One currency that has had a lot of success against the USD lately is the GBP. While that wasn’t really the case today as the two currencies battled it out on both sides, it’d be surprising to see much more GBP strength from here. The nearly 950 pip rally that this pair has witnessed since the 12th of April has been surprising to say the least, particularly if you consider the uncertain nature of the UK elections coming up next week. Uncertainty tends to drive investors away, and the GBP/USD may be ripe for deliverance even though the USD hasn’t been getting many pats on the back lately.

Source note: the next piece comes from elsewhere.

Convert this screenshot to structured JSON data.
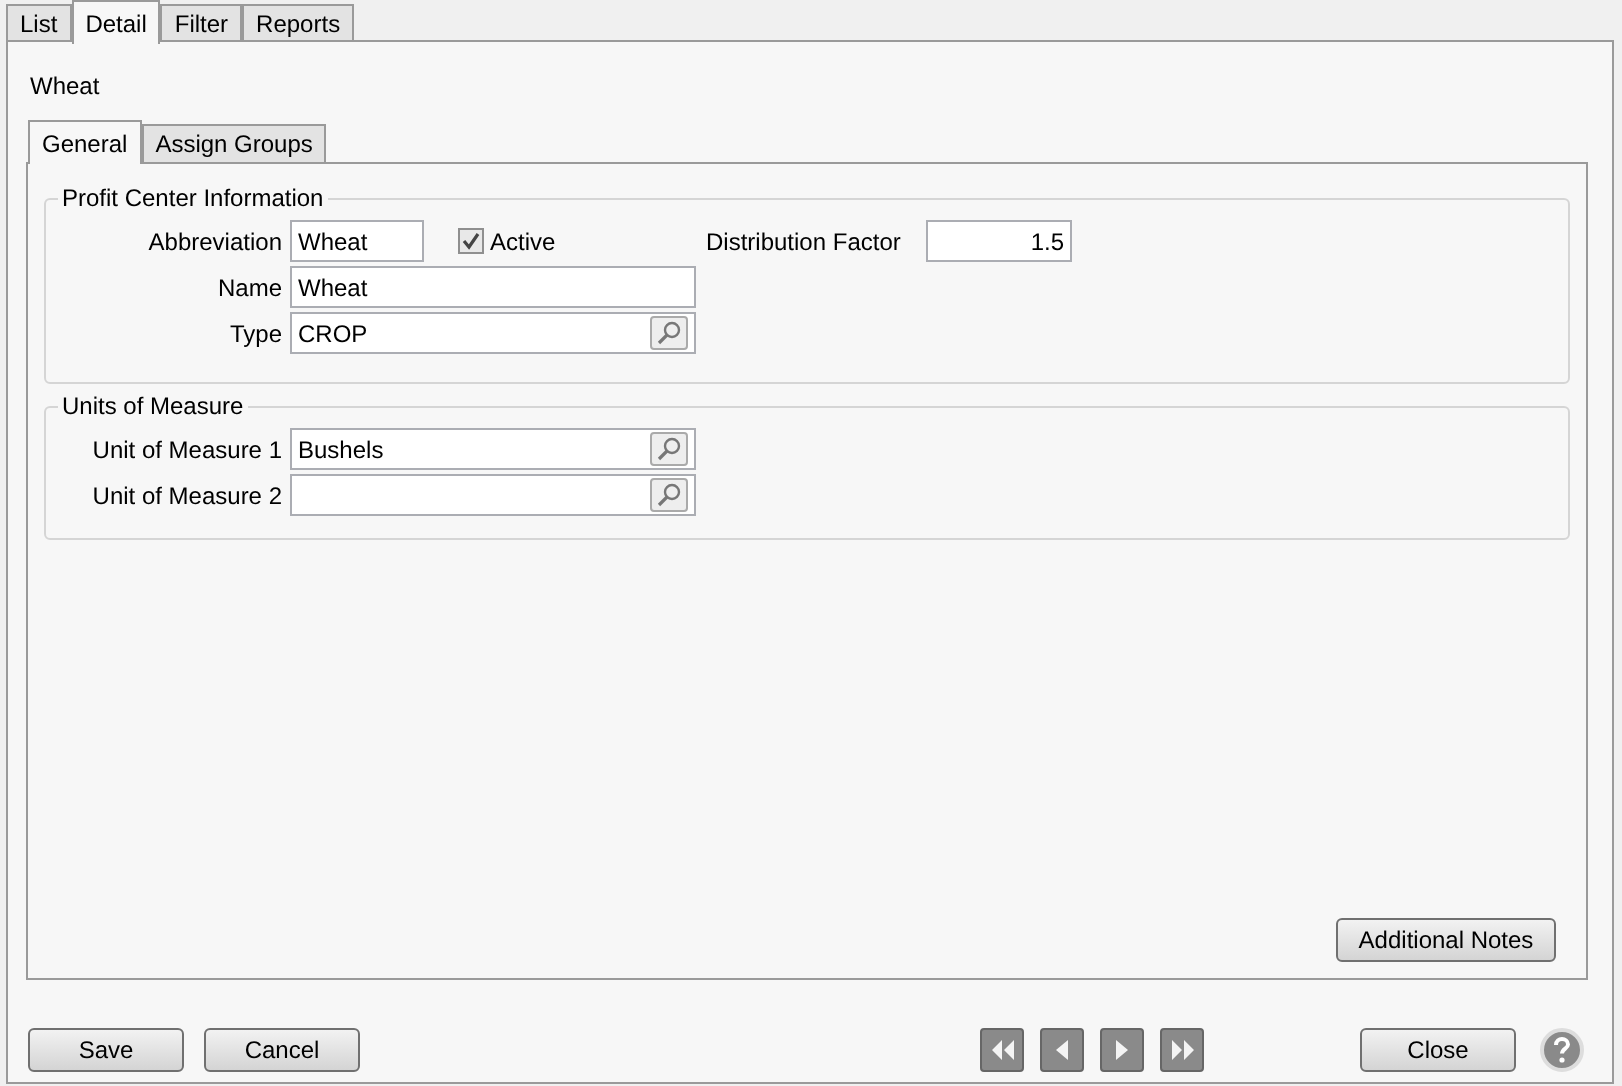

Along with the near millennial rally for the GBP/USD, it has been following a pretty strong and resourceful uptrend. If this pair was to break through this trend line, it may signal the end of it and a strong retracement may be in order. If this were to retrace along Fibonacci lines, the 50% retracement near 0.5030 or the 61.8% retracement near 1.4920 look intriguing as they also line up with previous support/resistance points. Beware though that political uncertainty could move this pair even more than usual and has the potential to erase all of the gains this pair has enjoyed over the past three weeks.